Wonder antioxidant resveratrol also improves blood flow and increases neurone generation
You'd expect red wine to make remembering harder not easier, but in fact it helps prevent age related memory decline, according to new research.
Scientists at Texas A&M say it's all down to the wonder antioxidant resveratrol, also found in the skin of red grapes, some berries and peanuts.
Ashok K Shetty, a professor at the university's Health Science Center College of Medicine, was investigating the benefits of resveratrol, already celebrated for it's alleged ability to help prevent heart disease and stave off aging.
Shetty and his team of researchers found the antioxidant also has a positive effect on the hippocampus, part of the brain that is vital to memory, learning and mood.

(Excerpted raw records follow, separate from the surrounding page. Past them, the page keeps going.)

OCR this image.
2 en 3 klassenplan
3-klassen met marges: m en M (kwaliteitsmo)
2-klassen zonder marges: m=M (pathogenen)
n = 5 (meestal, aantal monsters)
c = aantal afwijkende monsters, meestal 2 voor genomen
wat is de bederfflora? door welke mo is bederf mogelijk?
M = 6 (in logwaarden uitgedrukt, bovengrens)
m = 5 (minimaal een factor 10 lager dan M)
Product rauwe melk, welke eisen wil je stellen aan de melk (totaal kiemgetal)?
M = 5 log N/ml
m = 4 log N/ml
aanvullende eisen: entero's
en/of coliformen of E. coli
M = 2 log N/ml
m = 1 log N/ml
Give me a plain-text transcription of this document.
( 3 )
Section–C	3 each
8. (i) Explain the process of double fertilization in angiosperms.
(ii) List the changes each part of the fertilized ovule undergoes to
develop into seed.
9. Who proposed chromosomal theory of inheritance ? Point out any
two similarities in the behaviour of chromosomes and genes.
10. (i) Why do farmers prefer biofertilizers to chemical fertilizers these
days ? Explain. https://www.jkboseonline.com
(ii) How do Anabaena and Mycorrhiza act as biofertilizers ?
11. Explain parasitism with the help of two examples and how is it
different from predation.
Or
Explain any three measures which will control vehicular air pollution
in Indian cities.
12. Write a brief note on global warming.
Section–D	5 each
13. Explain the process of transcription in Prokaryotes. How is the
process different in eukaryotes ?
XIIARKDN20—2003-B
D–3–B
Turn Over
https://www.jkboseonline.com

The study, published in Scientific Reports late last month, said that elderly rats treated with resveratrol enjoyed far better blood flow, memory and other brain growth than those not given the antioxidant.
Shetty said: "The results of the study were striking.
"They indicated that for the control rats who did not receive resveratrol, spatial learning ability was largely maintained but ability to make new spatial memories significantly declined between 22 and 25 months. By contrast, both spatial learning and memory improved in the resveratrol-treated rats.
The rats given resveratrol experienced double the neurogenesis (the growth and development of neurons) of the control rats, much better microvasculature, and decreased inflammation of the hippocampus.
Shetty said: "The study provides novel evidence that resveratrol treatment in late middle age can help improve memory and mood function in old age.